I want to use this holiday weekend to fill in some gaps on major issues because I think we are at a key turning point. Because the economy has left the freefall stage and I have been more positive, I have been getting the feeling that I am the bull in a room of bears.  So you know something is wrong when Edward Harrison is considered the bullish one.  The last two posts this morning were about the banking sector and the economy more generally.

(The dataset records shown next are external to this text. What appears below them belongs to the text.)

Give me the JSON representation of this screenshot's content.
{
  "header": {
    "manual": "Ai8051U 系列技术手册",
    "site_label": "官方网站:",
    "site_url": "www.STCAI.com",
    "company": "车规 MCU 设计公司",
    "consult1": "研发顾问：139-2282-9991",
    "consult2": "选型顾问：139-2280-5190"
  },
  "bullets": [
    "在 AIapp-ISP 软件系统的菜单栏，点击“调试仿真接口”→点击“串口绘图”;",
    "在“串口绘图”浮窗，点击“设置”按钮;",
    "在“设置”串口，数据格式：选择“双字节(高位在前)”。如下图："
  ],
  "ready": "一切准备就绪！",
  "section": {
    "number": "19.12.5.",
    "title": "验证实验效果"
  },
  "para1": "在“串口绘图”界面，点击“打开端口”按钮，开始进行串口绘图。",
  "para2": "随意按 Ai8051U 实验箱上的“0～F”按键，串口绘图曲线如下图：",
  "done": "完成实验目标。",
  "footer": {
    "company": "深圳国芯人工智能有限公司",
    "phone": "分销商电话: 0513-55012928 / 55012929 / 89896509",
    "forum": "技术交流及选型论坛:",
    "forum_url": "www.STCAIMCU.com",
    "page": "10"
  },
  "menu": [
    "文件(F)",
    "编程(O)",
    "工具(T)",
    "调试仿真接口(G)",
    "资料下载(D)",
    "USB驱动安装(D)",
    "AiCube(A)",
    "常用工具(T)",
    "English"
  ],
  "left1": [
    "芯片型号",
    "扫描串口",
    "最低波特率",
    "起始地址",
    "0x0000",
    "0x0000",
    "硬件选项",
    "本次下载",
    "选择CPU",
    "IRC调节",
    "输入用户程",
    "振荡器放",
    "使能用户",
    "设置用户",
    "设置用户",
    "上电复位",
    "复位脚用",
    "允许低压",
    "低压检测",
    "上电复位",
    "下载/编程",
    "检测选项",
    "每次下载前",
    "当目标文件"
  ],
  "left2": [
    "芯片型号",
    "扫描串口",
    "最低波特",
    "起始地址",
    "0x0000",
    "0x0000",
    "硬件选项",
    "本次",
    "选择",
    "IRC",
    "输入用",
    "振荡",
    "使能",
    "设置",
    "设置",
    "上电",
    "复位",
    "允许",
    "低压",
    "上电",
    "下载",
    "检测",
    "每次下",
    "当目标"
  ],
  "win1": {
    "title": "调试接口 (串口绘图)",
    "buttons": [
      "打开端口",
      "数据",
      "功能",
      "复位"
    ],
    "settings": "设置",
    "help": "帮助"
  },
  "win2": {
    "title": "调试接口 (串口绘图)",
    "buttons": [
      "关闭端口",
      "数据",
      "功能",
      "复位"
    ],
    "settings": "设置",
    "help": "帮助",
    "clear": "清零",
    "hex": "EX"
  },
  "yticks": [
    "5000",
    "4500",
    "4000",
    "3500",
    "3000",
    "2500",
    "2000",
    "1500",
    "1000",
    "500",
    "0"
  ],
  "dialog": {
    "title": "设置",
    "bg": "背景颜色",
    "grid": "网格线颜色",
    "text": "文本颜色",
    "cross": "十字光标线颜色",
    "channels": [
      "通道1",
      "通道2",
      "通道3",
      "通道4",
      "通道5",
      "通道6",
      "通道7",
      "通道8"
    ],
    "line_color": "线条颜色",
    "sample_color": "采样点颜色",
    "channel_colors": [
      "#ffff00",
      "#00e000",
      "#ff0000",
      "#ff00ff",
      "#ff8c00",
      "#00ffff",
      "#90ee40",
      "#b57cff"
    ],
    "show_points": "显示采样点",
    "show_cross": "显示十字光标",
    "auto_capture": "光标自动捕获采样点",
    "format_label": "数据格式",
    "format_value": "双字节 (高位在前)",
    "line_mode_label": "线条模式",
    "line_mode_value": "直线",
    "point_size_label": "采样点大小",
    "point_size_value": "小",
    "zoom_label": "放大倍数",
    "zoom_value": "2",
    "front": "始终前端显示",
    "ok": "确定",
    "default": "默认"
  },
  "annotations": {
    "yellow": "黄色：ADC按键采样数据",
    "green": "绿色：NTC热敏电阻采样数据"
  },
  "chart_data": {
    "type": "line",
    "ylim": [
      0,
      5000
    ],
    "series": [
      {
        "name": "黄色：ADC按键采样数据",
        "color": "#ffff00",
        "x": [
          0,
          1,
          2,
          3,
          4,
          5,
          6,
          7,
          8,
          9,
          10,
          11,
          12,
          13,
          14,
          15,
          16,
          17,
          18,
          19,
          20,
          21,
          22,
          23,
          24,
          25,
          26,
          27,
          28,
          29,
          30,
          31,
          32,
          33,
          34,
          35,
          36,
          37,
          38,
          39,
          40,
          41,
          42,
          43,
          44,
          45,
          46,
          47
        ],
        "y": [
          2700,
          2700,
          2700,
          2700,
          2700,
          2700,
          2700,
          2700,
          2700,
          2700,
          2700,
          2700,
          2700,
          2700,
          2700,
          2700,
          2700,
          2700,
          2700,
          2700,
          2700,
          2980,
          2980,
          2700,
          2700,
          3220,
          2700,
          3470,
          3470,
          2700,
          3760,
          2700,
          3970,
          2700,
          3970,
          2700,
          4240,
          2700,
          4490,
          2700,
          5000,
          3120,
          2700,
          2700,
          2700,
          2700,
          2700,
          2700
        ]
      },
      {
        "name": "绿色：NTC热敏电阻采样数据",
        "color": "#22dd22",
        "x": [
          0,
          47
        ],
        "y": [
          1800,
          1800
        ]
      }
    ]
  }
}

This one is a sort of stream of consciousness one on the markets – nothing particularly deep. These are my random musings:

  • Treasurys. they are getting stuffed right now. But, the U.S. is not the only one that has seen yields back up.  Germany has got the same.  The question is why?  Bill Gross has said it was an outgrowth of the loss in confidence in the U.S.’s triple AAA rating after the U.K. got put on earnings watch negative.  I can’t say if that’s true.  But, clearly, the U.S. is going to have a monster deficit and the monetary stimulus seems pretty inflationary.  Now, at the beginning of the year, I was fully in the deflation camp. My mantra was “first the deflation, then the inflation.” I saw deflationary forces lasting through 2009, so I pegged gold as a wash and the Treasury bubble as getting even worse.  However, I also said the risk-reward on Treasurys was awful and TIPS were the better trade if you wanted to be long Treasurys.  This has turned out to be true because Treasurys are getting killed and the inflation trade is on.  The Chinese are not happy and have moved to the short end. Hence the backup in yields ONLY on the long end.  Everyone is piling into that short the long-end trade.  If I were Bernanke/William Dudley, I would start buying long-dated Treasurys in an aggressive and sloppy way to nail the shorts.
  • Equities.  The rally since March was way over done and I said the release of the stress test results was a sell the news event. It was. I especially felt the financials were overbought.  So, are we headed lower now?  It is hard to say because it depends on the economy.  A recovery means stocks go higher.  On par, this is not a point where you want to add new money in my opinion. If you want to gauge the recovery trade, look at industrials.  They would be a leader in a real bull market.
  • Precious metals: As I said, the inflation trade is on.  In my view, Chris Wood is right on the money in seeing gold zooming to $3000.  This won’t happen overnight.  But, the Chinese are hedging into gold. I think precious metals are a good place to put some money.
  • Oil: Ditto here.  A recovery also means that demand is going to increase and that means the peak oil trade will be back on.  I said oil was going to drop to $25 and rise to $55 before the year was out.  It dropped to $33 or so and is already above $60.  There is probably a lot of room to run here.  Gold is a better bet perhaps because oil can easily get zapped by a stalled economy.

That’s it.  Feel free to add your two cents in the comments, especially as regards emerging markets or Europe.

Update: onmore thing.  I mentioned on Thursday that a late day selloff would be a bad sign as it would mean selling on heavy volume on bad news – which is what happens in a bear market.  That didn’t happen, the market was up 50 points in the last hour I believe. So, the rally could continue.